L’évaluation est réalisée par un membre de l’équipe médico-sociale du conseil départemental, souvent un infirmier ou un médecin. La visite dure en général entre 45 minutes et une heure. L’aidant familial peut (et devrait) y assister.

Le piège fréquent : la personne évaluée fournit un effort inhabituel le jour de la visite, par fierté ou par anxiété, et donne une image faussement favorable de son autonomie. Un GIR sous-évalué limite le plan d’aide et le montant de l’APA.

  • Préparer un carnet de bord des deux à trois semaines précédant la visite, en notant chaque situation où un tiers a dû intervenir (toilette, repas, déplacements, gestion des médicaments).
  • Rassembler les ordonnances et courriers médicaux récents, qui objectivent les pathologies sous-jacentes.
  • Signaler explicitement les troubles cognitifs intermittents (désorientation nocturne, oublis de repas), car ils passent facilement inaperçus lors d’une visite ponctuelle.
  • Demander au médecin traitant un certificat médical détaillé, qui décrit les limitations fonctionnelles au quotidien.

Si le GIR attribué ne correspond pas à la réalité observée, une demande de réévaluation peut être adressée au conseil départemental à tout moment, sans délai minimum entre deux évaluations. Une évolution de l’état de santé (chute, hospitalisation, diagnostic de trouble neurocognitif) constitue un motif recevable.

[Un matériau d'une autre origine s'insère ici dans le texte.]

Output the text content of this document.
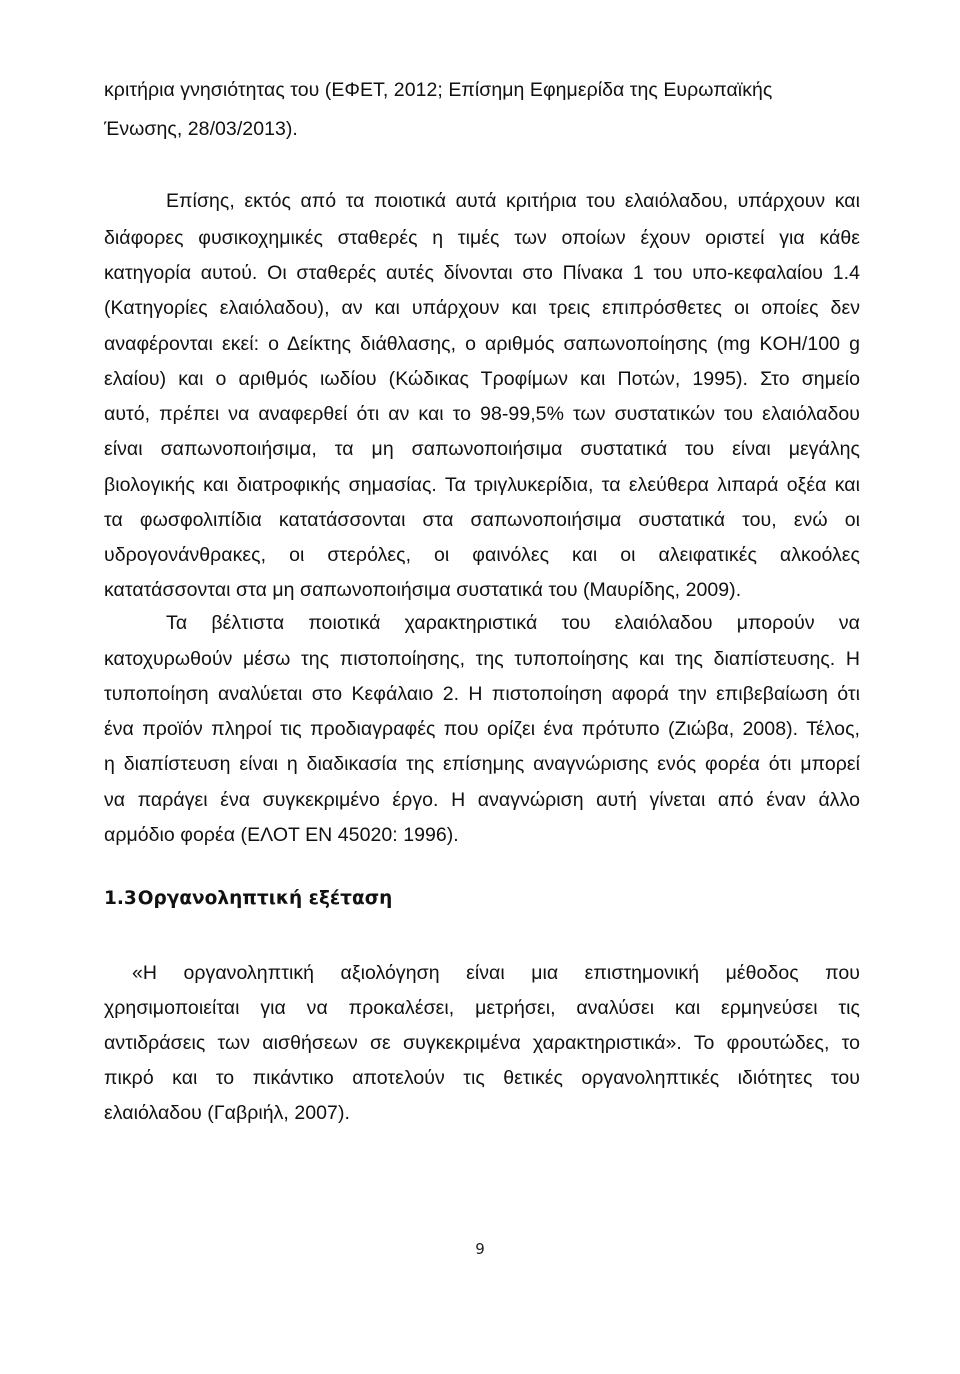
κριτήρια γνησιότητας του (ΕΦΕΤ, 2012; Επίσημη Εφημερίδα της Ευρωπαϊκής
Ένωσης, 28/03/2013).
Επίσης, εκτός από τα ποιοτικά αυτά κριτήρια του ελαιόλαδου, υπάρχουν και
διάφορες φυσικοχημικές σταθερές η τιμές των οποίων έχουν οριστεί για κάθε
κατηγορία αυτού. Οι σταθερές αυτές δίνονται στο Πίνακα 1 του υπο-κεφαλαίου 1.4
(Κατηγορίες ελαιόλαδου), αν και υπάρχουν και τρεις επιπρόσθετες οι οποίες δεν
αναφέρονται εκεί: ο Δείκτης διάθλασης, ο αριθμός σαπωνοποίησης (mg KOH/100 g
ελαίου) και ο αριθμός ιωδίου (Κώδικας Τροφίμων και Ποτών, 1995). Στο σημείο
αυτό, πρέπει να αναφερθεί ότι αν και το 98-99,5% των συστατικών του ελαιόλαδου
είναι σαπωνοποιήσιμα, τα μη σαπωνοποιήσιμα συστατικά του είναι μεγάλης
βιολογικής και διατροφικής σημασίας. Τα τριγλυκερίδια, τα ελεύθερα λιπαρά οξέα και
τα φωσφολιπίδια κατατάσσονται στα σαπωνοποιήσιμα συστατικά του, ενώ οι
υδρογονάνθρακες, οι στερόλες, οι φαινόλες και οι αλειφατικές αλκοόλες
κατατάσσονται στα μη σαπωνοποιήσιμα συστατικά του (Μαυρίδης, 2009).
Τα βέλτιστα ποιοτικά χαρακτηριστικά του ελαιόλαδου μπορούν να
κατοχυρωθούν μέσω της πιστοποίησης, της τυποποίησης και της διαπίστευσης. Η
τυποποίηση αναλύεται στο Κεφάλαιο 2. Η πιστοποίηση αφορά την επιβεβαίωση ότι
ένα προϊόν πληροί τις προδιαγραφές που ορίζει ένα πρότυπο (Ζιώβα, 2008). Τέλος,
η διαπίστευση είναι η διαδικασία της επίσημης αναγνώρισης ενός φορέα ότι μπορεί
να παράγει ένα συγκεκριμένο έργο. Η αναγνώριση αυτή γίνεται από έναν άλλο
αρμόδιο φορέα (ΕΛΟΤ ΕΝ 45020: 1996).
1.3Οργανοληπτική εξέταση
«Η οργανοληπτική αξιολόγηση είναι μια επιστημονική μέθοδος που
χρησιμοποιείται για να προκαλέσει, μετρήσει, αναλύσει και ερμηνεύσει τις
αντιδράσεις των αισθήσεων σε συγκεκριμένα χαρακτηριστικά». Το φρουτώδες, το
πικρό και το πικάντικο αποτελούν τις θετικές οργανοληπτικές ιδιότητες του
ελαιόλαδου (Γαβριήλ, 2007).
9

Aidant familial observant un senior effectuer une tâche quotidienne dans le cadre de l'évaluation AGGIR

Le classement GIR n’est pas figé. L’autonomie d’une personne âgée fluctue, parfois rapidement après un événement de santé. Un aidant qui connaît la mécanique de la grille AGGIR, ses variables discriminantes et la logique de cotation A, B, C dispose d’un levier concret pour que le plan d’aide reflète les besoins réels de son proche, pas une photographie trompeuse prise un bon jour.